The facility, known as Maulvi Liaquat's madrassa, was used for imparting training to new recruits and second and third-tier leadership of Al Qaeda by al-Zawahiri and his associates Abu Obaida al-Misri and Abu Farrah Libbi, top security officials told a briefing yesterday.
The officials displayed to the media stills and videos of the early morning training sessions at the destroyed seminary with participants from Swat, Dir, Bajaur and even Afghanistan. The photos taken by an infrared camera showed people aged between 20 to 30 carrying out exercises with no weapons.
"No weapon or arms were shown as being used for training, as tactics of terrorists have been changed and they prepare suicide bombers," The News quoted a Pakistani official as saying.
The facility was frequently visited by al-Zawahiri, Libbi, al-Misri and others to prepare a new lot of foot soldiers as Al Qaeda is reportedly running short of them.
Some leaders of the area had already announced they had groomed around 20 suicide bombers even though they were involved in efforts to strike a peace deal with the government to show "their other face," the official said.
Pakistan President Pervez Musharraf yesterday said all 80 people killed in the airstrike in the northwestern tribal area were militants who received military training at the seminary.
Musharraf's assertion came as thousands of tribesmen rallied at Khar in Bajaur region yesterday to protest the airstrike, terming it a massacre of innocents.
An American news channel earlier reported that al-Zawahiri was the likely target of the raid but Pakistan's military spokesman General Shaukat Sultan denied the reports. Officials said Zawahiri was not in the madrassa at the time of the raid, though he had visited it in the past.

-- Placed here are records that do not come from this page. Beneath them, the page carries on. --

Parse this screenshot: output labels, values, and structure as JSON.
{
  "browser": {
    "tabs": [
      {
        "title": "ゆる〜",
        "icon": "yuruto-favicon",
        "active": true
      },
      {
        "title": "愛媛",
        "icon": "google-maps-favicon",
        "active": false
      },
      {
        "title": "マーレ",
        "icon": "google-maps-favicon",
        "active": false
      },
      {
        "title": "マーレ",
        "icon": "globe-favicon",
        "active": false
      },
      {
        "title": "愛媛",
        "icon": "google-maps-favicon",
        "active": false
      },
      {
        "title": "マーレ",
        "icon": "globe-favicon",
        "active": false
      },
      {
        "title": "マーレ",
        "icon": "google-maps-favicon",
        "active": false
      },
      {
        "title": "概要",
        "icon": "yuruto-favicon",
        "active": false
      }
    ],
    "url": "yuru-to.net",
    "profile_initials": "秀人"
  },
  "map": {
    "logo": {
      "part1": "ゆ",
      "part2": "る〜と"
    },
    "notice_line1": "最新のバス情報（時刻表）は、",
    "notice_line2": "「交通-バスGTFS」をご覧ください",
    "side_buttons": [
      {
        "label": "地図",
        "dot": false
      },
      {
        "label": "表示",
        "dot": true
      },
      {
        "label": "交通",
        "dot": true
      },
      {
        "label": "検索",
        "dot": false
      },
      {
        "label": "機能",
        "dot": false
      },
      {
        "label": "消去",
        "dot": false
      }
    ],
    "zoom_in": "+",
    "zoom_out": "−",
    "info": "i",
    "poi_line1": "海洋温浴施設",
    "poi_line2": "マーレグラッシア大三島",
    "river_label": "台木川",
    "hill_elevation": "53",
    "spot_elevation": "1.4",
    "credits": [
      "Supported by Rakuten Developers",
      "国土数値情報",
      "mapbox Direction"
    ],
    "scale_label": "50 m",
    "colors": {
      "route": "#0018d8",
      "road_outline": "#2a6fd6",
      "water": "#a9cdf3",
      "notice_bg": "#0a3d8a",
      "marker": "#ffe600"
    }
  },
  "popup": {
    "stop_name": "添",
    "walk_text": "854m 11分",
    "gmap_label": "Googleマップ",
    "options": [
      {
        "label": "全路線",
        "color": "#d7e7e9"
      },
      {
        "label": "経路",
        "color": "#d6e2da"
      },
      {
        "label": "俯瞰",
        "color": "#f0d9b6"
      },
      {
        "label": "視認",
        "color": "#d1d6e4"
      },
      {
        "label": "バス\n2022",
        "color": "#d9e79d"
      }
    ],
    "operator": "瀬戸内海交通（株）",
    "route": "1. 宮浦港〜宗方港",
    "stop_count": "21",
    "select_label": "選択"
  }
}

The officials claimed some of those seen in the photos undergoing physical training were to be sent to their targets in Afghanistan and Pakistan within a day or two.
"We continued to monitor the site for several weeks and despite our efforts to stop it through approaching Maulvi Liaquat and Maulvi Faqir Mohammad, they carried out such activities unabated," the paper quoted an official as saying.
He said all other religious seminaries in that part and other areas were closed as students had finished their religious education by Ramzan-end and there was a break of around 15 to 20 days. "This period was being used to train terrorists as this facility was located at an isolated place in Bajaur agency," he said.
He appeared to confirm that Pakistan army planned a peace deal with the locals in Bajaur after a similar pact with tribal elders in Waziristan but added that "the strike at the terrorist facility was essential from security point of view."
The official claimed the first person who arrived at the spot following the strikes was Maulvi Mohammad with 20 people and they surreptitiously took away material and articles.
He said no one had come out in the open to claim the bodies. "The dead bodies were taken to Swat and other areas which proved they were of Jihadis and not of seminary students," the official added.